Why I Chose Claude Haiku

Claude Haiku often feels like the lovechild of the Anthropic model family: afraid, ashamed, misunderstood, to quote the timeless Diana Ross. But it shouldn’t be that way.

I’ll admit I misunderstood Haiku, too, but it is also how Anthropic markets the model (“fastest for quick answers”). Hell, it took me quite a while to admit that for 95% of the work I do, I really don’t need Opus. But when selecting the primary model for Hal, I ran into an issue that so many stateful AI tinkerers are: cost.

Most have turned to open-weight models to affordably run their stateful agents. I am not as excited about open weight models as others.

My experience with Chinese models has often left me feeling like I was using a weird Frankenstein Claude version (I wonder why) with occasionally better features, but also random kanji and odd failures.

American open-weight models are getting better, but let’s face it, they’re still fighting issues solved by Big AI in early 2025, so we’re at least six months to a year before those models are truly usable in agentic applications.

Add to this the fact that this is for commercial, not just personal use, and it seemed like settling on a commercial model was the best course of action. But the OpenClaw stories had me worried.

Was I about to sink hundreds a month into something that won’t make that back?

A lot of my design decisions have attempted to keep Hal as an orchestrator of various services, versus allowing the LLM more autonomy on how it does its job.
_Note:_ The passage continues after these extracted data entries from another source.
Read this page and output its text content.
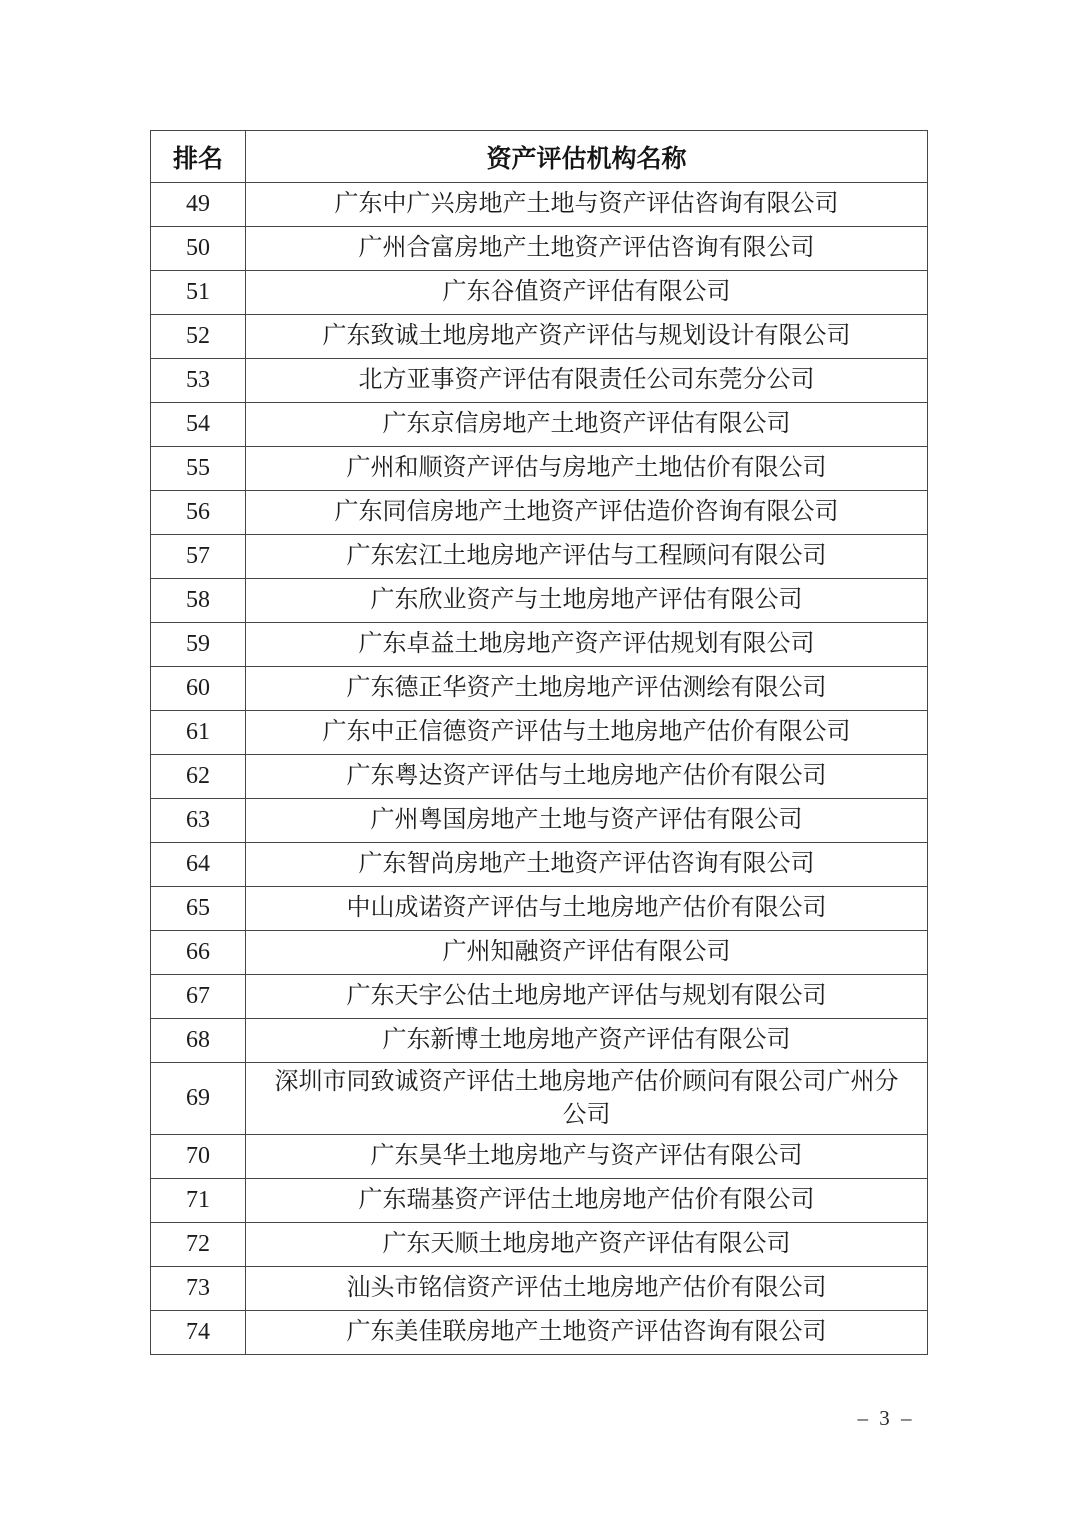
排名	资产评估机构名称
49	广东中广兴房地产土地与资产评估咨询有限公司
50	广州合富房地产土地资产评估咨询有限公司
51	广东谷值资产评估有限公司
52	广东致诚土地房地产资产评估与规划设计有限公司
53	北方亚事资产评估有限责任公司东莞分公司
54	广东京信房地产土地资产评估有限公司
55	广州和顺资产评估与房地产土地估价有限公司
56	广东同信房地产土地资产评估造价咨询有限公司
57	广东宏江土地房地产评估与工程顾问有限公司
58	广东欣业资产与土地房地产评估有限公司
59	广东卓益土地房地产资产评估规划有限公司
60	广东德正华资产土地房地产评估测绘有限公司
61	广东中正信德资产评估与土地房地产估价有限公司
62	广东粤达资产评估与土地房地产估价有限公司
63	广州粤国房地产土地与资产评估有限公司
64	广东智尚房地产土地资产评估咨询有限公司
65	中山成诺资产评估与土地房地产估价有限公司
66	广州知融资产评估有限公司
67	广东天宇公估土地房地产评估与规划有限公司
68	广东新博土地房地产资产评估有限公司
69	深圳市同致诚资产评估土地房地产估价顾问有限公司广州分公司
70	广东昊华土地房地产与资产评估有限公司
71	广东瑞基资产评估土地房地产估价有限公司
72	广东天顺土地房地产资产评估有限公司
73	汕头市铭信资产评估土地房地产估价有限公司
74	广东美佳联房地产土地资产评估咨询有限公司
– 3 –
This saves tokens for the more important use, the business intelligence side. And even there, there is quite a bit of instruction.

A common misconception about Haiku is that it is less capable. While on a true benchmark basis, it is more of an instruction issue. Haiku requires more comprehensive prompting than either Sonnet or Opus to produce reliable outputs.

I’ve also noticed of any of the three (well, soon to be four) Claude models, Haiku hallucinates the most often. For lack of a better way to put it, a “lack of confidence” in its abilities and an increased need for guidance could have something to do with it.

But Claude was pretty insistent when I argued for Sonnet over Haiku. Claude’s reasoning was this: if you give Haiku enough guidance, it will be able to handle it.

Instead, we’ve developed a system where tasks are scored on complexity and redirected to higher models as necessary. Regular reports should be run through Sonnet at a minimum, and Opus for complex tasks and reports.

Batching is another feature we’re baking into Hal for tasks that don’t require immediate response. As a result, Hal’s able to use higher-end models at a 50% discount because the work sent to these models isn’t intended for immediate consumption.

What I am hoping is that this makes those $200 token bills that OpenClaw is known to cause a virtual impossibility.

The cost of analysis should scale with your business, not put you in the poor house from the start. I will definitely report on my experiences with this setup, as I know so many have turned to open-weight models because of the high cost.